I have this sprinkling of gray hairs dotting along my forehead. Mostly, I don’t even know they’re there. My natural hair color tends somewhere between strawberry blonde and auburn, and it’s easy to see how these could blend in. But they catch me by surprise when I am close enough to a mirror to see them. Mostly, I don’t feel that I could possibly be old enough for gray hairs. Mostly, I feel as though I’m just playing at this house thing, and that I’m still sixteen and dreaming big. Mostly, I just think those hairs are nothing but a little highlight from the sun. But really, these hairs are not just a little lightened. Really, they are gray. And when I see those gray hairs, I’m jolted back to reality. I am not sixteen — I am twice that.
We had workers in our house for a few days installing our new furnace and air-conditioning. They were courteous guys, good natured and understanding when my kids asked questions about their work. And then when they needed to tell me something, there it came: “Ma’am? I’d like to show you how to use your new thermostat.” Ma’am? Me? I guess so. I still feel like I should get carded for buying a bottle of wine. But instead, I am burping a babe on my shoulder, dragging around a toddler wrapped around my leg, following this work man into the hallway to listen to him explain our new thermostat. Yes, I guess ma’am fits.
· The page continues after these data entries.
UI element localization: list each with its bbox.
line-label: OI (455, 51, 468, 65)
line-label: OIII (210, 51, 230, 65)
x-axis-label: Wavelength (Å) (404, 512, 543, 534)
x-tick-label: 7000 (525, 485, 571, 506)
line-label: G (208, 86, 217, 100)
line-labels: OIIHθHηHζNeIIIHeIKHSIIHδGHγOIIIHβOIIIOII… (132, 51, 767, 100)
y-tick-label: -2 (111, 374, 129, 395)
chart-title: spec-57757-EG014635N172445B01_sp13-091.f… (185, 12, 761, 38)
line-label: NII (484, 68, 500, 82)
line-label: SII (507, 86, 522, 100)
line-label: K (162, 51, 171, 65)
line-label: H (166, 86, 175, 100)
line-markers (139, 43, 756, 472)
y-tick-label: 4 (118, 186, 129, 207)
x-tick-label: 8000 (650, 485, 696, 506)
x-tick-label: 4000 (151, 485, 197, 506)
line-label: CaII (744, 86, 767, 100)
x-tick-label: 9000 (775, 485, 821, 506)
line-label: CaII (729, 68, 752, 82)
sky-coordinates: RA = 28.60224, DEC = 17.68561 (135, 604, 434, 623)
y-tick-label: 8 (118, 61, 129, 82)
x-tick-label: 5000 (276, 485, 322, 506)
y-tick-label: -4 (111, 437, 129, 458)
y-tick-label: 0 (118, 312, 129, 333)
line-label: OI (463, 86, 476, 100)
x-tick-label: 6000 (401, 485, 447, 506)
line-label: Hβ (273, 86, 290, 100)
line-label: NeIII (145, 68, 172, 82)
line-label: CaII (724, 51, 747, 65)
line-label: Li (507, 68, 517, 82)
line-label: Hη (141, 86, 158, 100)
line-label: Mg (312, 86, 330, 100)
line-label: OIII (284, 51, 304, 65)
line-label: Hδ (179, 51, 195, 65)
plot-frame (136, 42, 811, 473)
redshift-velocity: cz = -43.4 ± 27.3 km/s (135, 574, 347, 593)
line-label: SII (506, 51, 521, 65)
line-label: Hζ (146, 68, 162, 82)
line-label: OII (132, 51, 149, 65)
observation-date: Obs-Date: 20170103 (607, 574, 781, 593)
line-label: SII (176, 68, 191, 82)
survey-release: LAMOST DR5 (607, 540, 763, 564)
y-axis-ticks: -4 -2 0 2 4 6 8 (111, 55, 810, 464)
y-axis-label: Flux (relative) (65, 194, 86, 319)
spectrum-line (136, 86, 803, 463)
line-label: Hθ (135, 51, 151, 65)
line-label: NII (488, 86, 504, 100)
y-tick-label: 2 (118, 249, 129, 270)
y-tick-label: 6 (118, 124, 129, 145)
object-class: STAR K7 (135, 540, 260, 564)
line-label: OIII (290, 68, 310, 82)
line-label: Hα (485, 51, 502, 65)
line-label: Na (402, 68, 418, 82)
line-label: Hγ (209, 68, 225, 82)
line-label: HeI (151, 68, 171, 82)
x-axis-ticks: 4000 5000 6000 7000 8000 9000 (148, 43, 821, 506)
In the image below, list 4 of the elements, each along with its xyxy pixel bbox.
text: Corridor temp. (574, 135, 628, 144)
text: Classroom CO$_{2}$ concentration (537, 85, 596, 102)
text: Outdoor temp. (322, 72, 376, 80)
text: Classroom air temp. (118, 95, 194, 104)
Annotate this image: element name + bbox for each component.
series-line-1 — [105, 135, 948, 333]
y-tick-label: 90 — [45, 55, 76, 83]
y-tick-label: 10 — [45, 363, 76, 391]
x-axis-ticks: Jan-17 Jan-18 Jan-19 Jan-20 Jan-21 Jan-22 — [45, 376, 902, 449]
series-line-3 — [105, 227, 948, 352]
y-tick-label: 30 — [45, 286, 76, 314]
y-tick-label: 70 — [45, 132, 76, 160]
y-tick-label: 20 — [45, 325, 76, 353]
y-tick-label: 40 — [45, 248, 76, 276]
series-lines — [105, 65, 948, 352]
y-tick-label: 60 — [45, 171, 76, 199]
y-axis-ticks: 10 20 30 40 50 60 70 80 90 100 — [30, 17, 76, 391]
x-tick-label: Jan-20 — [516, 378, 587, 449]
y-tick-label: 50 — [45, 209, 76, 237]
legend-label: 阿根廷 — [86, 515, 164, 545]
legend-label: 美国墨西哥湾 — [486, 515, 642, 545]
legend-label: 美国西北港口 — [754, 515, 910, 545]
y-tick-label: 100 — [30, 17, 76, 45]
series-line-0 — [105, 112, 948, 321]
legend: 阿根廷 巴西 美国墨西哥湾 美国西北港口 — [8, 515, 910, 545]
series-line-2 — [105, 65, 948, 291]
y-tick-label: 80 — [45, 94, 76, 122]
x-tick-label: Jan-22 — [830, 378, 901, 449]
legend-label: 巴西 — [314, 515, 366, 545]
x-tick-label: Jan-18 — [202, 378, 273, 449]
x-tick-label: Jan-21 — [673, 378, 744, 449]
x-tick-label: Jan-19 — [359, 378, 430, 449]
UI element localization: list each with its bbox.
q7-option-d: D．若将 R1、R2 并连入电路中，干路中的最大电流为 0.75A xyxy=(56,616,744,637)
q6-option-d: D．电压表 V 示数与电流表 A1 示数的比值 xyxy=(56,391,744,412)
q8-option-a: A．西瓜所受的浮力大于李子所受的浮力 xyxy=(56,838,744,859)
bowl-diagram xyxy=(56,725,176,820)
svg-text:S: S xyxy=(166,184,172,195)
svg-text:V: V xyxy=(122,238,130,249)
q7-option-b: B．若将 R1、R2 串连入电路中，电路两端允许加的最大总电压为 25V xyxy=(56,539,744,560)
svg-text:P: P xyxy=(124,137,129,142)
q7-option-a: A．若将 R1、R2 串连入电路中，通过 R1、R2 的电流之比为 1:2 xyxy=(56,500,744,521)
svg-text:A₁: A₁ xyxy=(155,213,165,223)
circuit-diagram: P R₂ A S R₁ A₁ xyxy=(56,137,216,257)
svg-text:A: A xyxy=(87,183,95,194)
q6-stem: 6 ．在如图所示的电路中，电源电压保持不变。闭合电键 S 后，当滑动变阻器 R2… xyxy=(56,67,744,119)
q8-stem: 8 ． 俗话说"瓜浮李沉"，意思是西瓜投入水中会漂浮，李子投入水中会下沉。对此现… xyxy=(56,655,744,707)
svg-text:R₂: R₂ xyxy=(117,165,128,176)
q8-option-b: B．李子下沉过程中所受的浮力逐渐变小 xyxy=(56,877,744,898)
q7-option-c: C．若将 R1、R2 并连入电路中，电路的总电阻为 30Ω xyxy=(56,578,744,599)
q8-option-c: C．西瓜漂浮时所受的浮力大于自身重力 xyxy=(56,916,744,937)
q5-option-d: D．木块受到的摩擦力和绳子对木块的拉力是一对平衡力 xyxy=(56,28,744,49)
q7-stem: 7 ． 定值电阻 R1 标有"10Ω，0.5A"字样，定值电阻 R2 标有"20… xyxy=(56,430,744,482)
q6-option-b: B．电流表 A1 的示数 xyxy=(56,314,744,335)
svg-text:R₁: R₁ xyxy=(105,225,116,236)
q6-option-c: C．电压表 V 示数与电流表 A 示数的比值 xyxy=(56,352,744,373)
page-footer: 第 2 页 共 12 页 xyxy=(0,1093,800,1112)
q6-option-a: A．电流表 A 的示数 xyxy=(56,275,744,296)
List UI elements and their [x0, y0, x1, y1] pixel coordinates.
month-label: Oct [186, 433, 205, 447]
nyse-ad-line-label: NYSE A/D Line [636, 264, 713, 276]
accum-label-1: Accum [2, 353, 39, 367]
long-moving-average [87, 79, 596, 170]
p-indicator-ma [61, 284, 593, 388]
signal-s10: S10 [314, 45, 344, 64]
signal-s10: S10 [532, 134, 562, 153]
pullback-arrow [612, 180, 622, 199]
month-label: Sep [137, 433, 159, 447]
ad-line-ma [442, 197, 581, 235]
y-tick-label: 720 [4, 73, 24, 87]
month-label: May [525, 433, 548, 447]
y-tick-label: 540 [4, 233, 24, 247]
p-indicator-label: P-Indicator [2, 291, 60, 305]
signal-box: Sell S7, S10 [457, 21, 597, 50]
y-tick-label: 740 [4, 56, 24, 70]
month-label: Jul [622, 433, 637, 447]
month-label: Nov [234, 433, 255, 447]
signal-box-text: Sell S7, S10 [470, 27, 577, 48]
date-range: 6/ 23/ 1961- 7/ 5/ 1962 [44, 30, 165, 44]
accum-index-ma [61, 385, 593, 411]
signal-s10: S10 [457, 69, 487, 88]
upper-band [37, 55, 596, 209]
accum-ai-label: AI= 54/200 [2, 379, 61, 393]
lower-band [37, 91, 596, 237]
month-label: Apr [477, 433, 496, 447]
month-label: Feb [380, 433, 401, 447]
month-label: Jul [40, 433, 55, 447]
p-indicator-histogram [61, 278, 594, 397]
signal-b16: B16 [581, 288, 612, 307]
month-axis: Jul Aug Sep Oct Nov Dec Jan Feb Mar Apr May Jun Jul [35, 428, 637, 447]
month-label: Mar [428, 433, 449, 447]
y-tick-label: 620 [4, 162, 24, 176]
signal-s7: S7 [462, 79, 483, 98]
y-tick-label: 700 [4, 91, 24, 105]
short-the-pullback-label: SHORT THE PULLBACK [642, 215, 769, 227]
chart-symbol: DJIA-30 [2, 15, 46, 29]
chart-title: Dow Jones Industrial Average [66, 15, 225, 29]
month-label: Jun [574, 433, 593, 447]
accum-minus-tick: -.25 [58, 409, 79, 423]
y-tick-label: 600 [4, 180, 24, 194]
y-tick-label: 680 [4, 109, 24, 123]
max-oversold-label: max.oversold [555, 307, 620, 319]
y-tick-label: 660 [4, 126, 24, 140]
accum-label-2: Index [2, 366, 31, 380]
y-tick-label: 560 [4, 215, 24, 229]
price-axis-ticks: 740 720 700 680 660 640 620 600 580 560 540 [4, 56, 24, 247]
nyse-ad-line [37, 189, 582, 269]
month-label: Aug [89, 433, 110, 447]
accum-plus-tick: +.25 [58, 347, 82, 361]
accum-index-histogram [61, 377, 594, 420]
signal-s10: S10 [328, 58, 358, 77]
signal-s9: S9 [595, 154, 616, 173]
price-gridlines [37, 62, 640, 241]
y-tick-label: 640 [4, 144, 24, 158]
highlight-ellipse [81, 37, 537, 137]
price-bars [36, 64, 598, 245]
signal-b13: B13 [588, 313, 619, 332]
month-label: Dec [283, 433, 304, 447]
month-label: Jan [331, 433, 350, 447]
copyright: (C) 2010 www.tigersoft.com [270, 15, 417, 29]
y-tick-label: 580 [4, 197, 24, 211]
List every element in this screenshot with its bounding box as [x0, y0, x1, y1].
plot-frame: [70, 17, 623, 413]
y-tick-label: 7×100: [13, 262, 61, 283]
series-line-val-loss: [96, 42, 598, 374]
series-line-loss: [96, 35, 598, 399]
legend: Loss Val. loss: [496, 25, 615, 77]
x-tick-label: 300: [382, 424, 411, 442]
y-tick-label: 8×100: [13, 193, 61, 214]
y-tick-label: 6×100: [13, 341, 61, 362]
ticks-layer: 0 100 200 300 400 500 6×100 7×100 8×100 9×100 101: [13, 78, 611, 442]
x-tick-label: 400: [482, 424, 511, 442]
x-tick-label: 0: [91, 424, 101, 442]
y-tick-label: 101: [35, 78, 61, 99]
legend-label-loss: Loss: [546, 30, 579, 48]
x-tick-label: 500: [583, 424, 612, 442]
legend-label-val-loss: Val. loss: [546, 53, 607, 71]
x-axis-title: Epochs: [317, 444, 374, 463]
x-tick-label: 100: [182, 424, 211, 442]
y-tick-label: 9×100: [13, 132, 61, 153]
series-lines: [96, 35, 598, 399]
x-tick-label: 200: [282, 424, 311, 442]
It can surprise me, too, when so many of the professional people I deal with during a day happen to be my age, too. The insurance agent, the representative from the bank. The dental hygienist, the teachers at school. We are leading our communities, we are contributing in meaningful ways to our world. This work is no longer done by those of a distant generation, but now it is my generation at the helm. Instead of looking up to those who are older, I see now that somehow I am old enough to shoulder this responsibility. I am trusted.
Some days it is hard to believe that I’m old enough to be called an adult; that I bear the responsibility of a 30 year fixed rate mortgage, a car that needs regular oil changes and three tiny people that call me “Mommy.” Somewhere along the way I went from imagining what that adult life would be like to actually living this grown-up life. It creeps up on you, doesn’t it? There is a bumper sticker I’ve seen, usually fixed on a minivan full of kids driven by a parent my age, that reads “I used to be cool.” Now, I’m not sure if I ever embodied cool, but the sentiment is still the same: I am no longer that which I once was. And in so many ways, that is a good thing. I no longer wear mismatched socks; I no longer think my voice needs to be the loudest to be heard. I might not know the cool songs on the radio any more, but I have learned that that’s ok. I have learned the grace of an apology, and the value of good, hard listening. These are things that I have gained through the years.
And I bear these well–earned years in my body, too. The gray hairs at my temples. The crows feet (or dare we call them laugh lines?) at the crinkly corners of my eyes. The bags under my eyes. I can’t say that I wear it all well, but it is a badge of honor to recognize the work of these years. Yes, I am tired. Tired like I could never have understood at the age of sixteen. Do you remember being a teenager and sleeping until noon? I do. But this kind of tired I have now is hard earned, and when my head does finally hit the pillow at night, I can close my eyes satisfied at the work of my days.
I know that these gray hairs will multiply, and eventually I’ll have to decide what to do about them. I won’t be able to tuck them behind my ear forever. For now, though, I’ll casually refer to them as my natural highlights.